Answer
(a) The time required to catch the box car is 26 s.
(b) The distance traveled to reach the box car is 143 m.
Work Step by Step
$t_1 = \frac{v-v_0}{a} = \frac{6.0 ~m/s}{1.4 ~m/s^2} = 4.3 ~s$
It takes 4.3 s to accelerate up to a speed of 6.0 m/s.
$x = v\cdot t_1 = (5.0 ~m/s)(4.3 ~s) = 22 ~m$
In 4.3 s, the box car moves a distance of 22 m.

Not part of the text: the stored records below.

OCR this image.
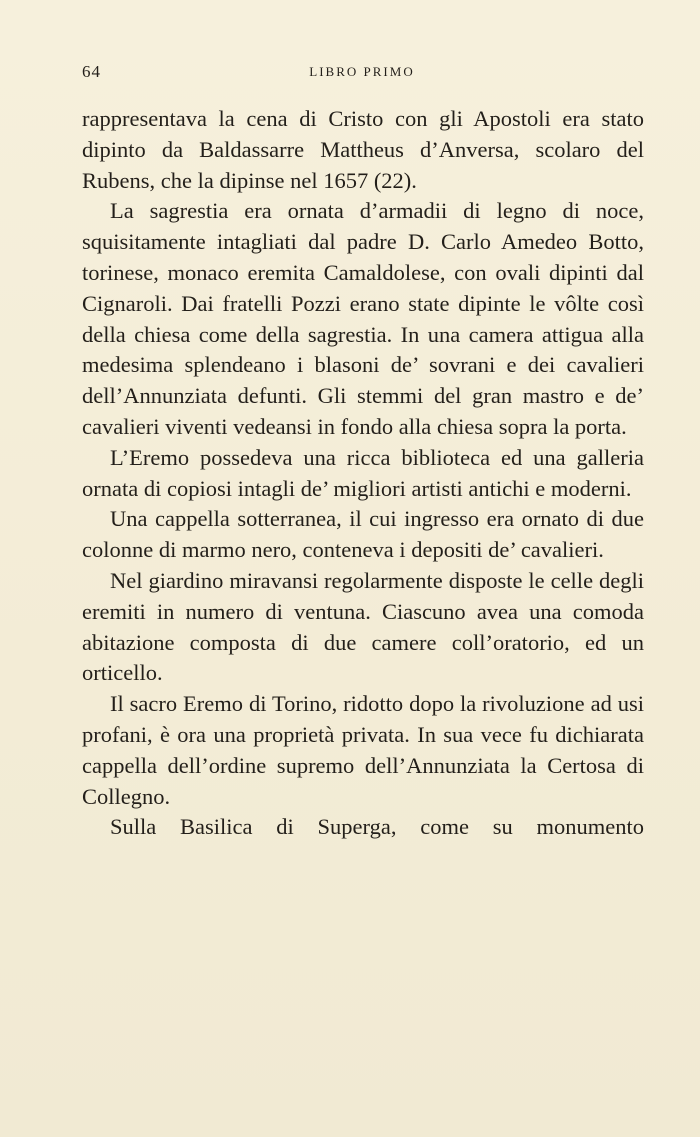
64	LIBRO PRIMO

rappresentava la cena di Cristo con gli Apostoli era stato dipinto da Baldassarre Mattheus d’Anversa, scolaro del Rubens, che la dipinse nel 1657 (22).

La sagrestia era ornata d’armadii di legno di noce, squisitamente intagliati dal padre D. Carlo Amedeo Botto, torinese, monaco eremita Camaldolese, con ovali dipinti dal Cignaroli. Dai fratelli Pozzi erano state dipinte le vôlte così della chiesa come della sagrestia. In una camera attigua alla medesima splendeano i blasoni de’ sovrani e dei cavalieri dell’Annunziata defunti. Gli stemmi del gran mastro e de’ cavalieri viventi vedeansi in fondo alla chiesa sopra la porta.

L’Eremo possedeva una ricca biblioteca ed una galleria ornata di copiosi intagli de’ migliori artisti antichi e moderni.

Una cappella sotterranea, il cui ingresso era ornato di due colonne di marmo nero, conteneva i depositi de’ cavalieri.

Nel giardino miravansi regolarmente disposte le celle degli eremiti in numero di ventuna. Ciascuno avea una comoda abitazione composta di due camere coll’oratorio, ed un orticello.

Il sacro Eremo di Torino, ridotto dopo la rivoluzione ad usi profani, è ora una proprietà privata. In sua vece fu dichiarata cappella dell’ordine supremo dell’Annunziata la Certosa di Collegno.

Sulla Basilica di Superga, come su monumento
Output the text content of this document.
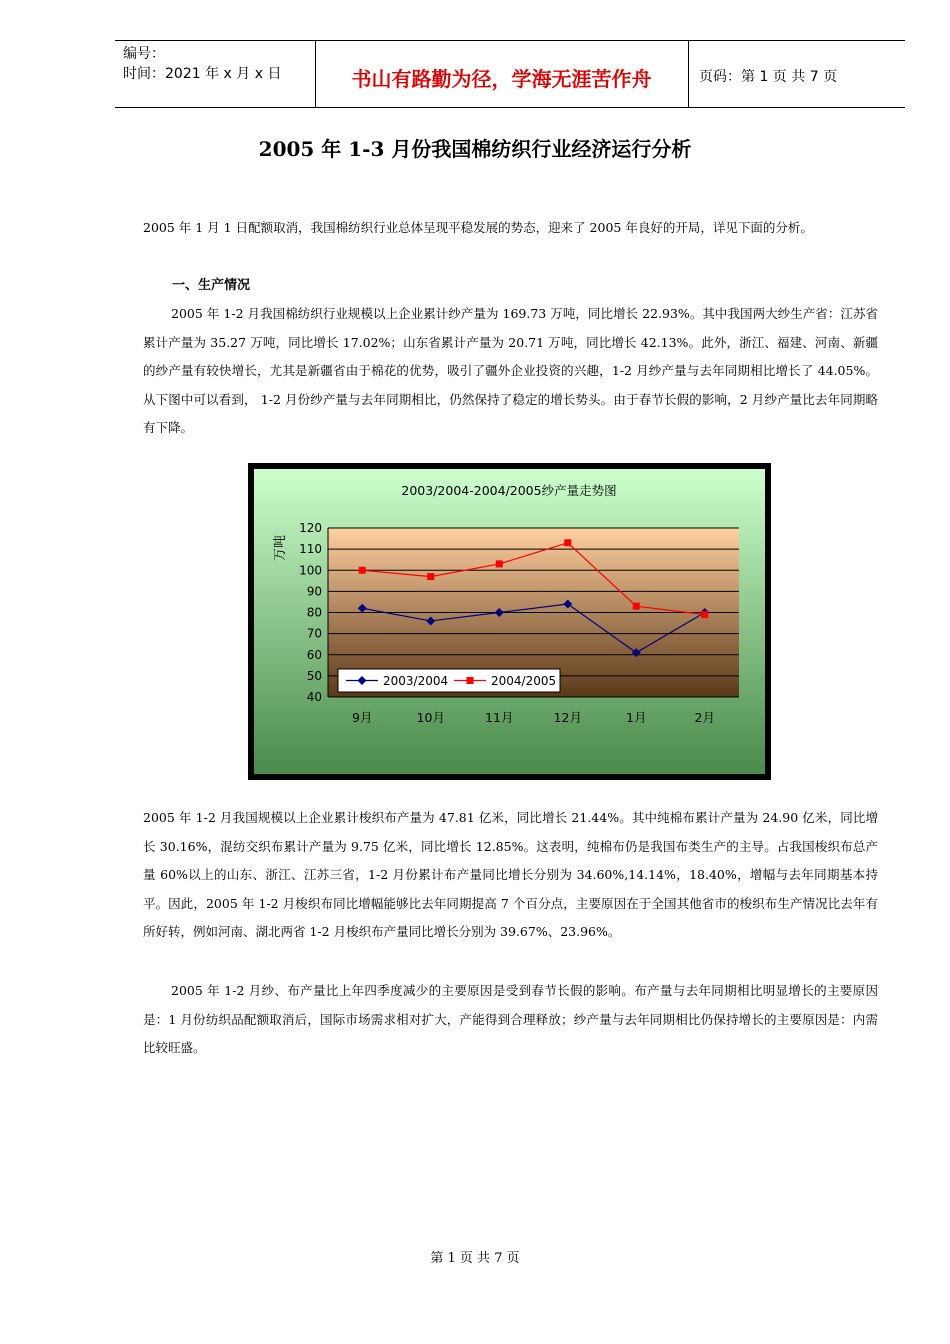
编号：
时间：2021 年 x 月 x 日	书山有路勤为径，学海无涯苦作舟	页码：第 1 页 共 7 页
2005 年 1-3 月份我国棉纺织行业经济运行分析
2005 年 1 月 1 日配额取消，我国棉纺织行业总体呈现平稳发展的势态，迎来了 2005 年良好的开局，详见下面的分析。
一、生产情况
2005 年 1-2 月我国棉纺织行业规模以上企业累计纱产量为 169.73 万吨，同比增长 22.93%。其中我国两大纱生产省：江苏省累计产量为 35.27 万吨，同比增长 17.02%；山东省累计产量为 20.71 万吨，同比增长 42.13%。此外，浙江、福建、河南、新疆的纱产量有较快增长，尤其是新疆省由于棉花的优势，吸引了疆外企业投资的兴趣，1-2 月纱产量与去年同期相比增长了 44.05%。从下图中可以看到， 1-2 月份纱产量与去年同期相比，仍然保持了稳定的增长势头。由于春节长假的影响，2 月纱产量比去年同期略有下降。
2003/2004-2004/2005纱产量走势图
40
50
60
70
80
90
100
110
120
9月	10月	11月	12月	1月	2月
万吨
2003/2004	2004/2005
2005 年 1-2 月我国规模以上企业累计梭织布产量为 47.81 亿米，同比增长 21.44%。其中纯棉布累计产量为 24.90 亿米，同比增长 30.16%，混纺交织布累计产量为 9.75 亿米，同比增长 12.85%。这表明，纯棉布仍是我国布类生产的主导。占我国梭织布总产量 60%以上的山东、浙江、江苏三省，1-2 月份累计布产量同比增长分别为 34.60%,14.14%，18.40%，增幅与去年同期基本持平。因此，2005 年 1-2 月梭织布同比增幅能够比去年同期提高 7 个百分点，主要原因在于全国其他省市的梭织布生产情况比去年有所好转，例如河南、湖北两省 1-2 月梭织布产量同比增长分别为 39.67%、23.96%。
2005 年 1-2 月纱、布产量比上年四季度减少的主要原因是受到春节长假的影响。布产量与去年同期相比明显增长的主要原因是：1 月份纺织品配额取消后，国际市场需求相对扩大，产能得到合理释放；纱产量与去年同期相比仍保持增长的主要原因是：内需比较旺盛。
第 1 页 共 7 页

The fugitive is moving at 6.0 m/s and the box car is moving at a speed of 5.0 m/s. Therefore, the fugitive will catch the box car at a rate of 1.0 m/s.
$t_2 = \frac{x}{v} = \frac{22 ~m}{1.0 ~m/s} = 22 ~s$
(a) The total time to catch the box car is $t_1 + t_2$.
$t_1+ t_2 = 4.3 ~s + 22 ~s = 26 ~s$
The time required to catch the box car is 26 s.
(b) Let $x_1$ be the distance traveled during the acceleration period.
$x_1 = \frac{1}{2}at^2 = \frac{1}{2}(1.4 ~m/s^2)(4.3 ~s)^2 = 13 ~m$
Let $x_2$ be the distance traveled while moving at a constant speed of 6.0 m/s.
$x_2 = vt = (6.0 ~m/s)(22 ~s) = 130 ~m$
The total distance is $x_1 + x_2$.
$x_1 + x_2 = 13 ~m + 130 ~m = 143 ~m$
The distance traveled to reach the box car is 143 m.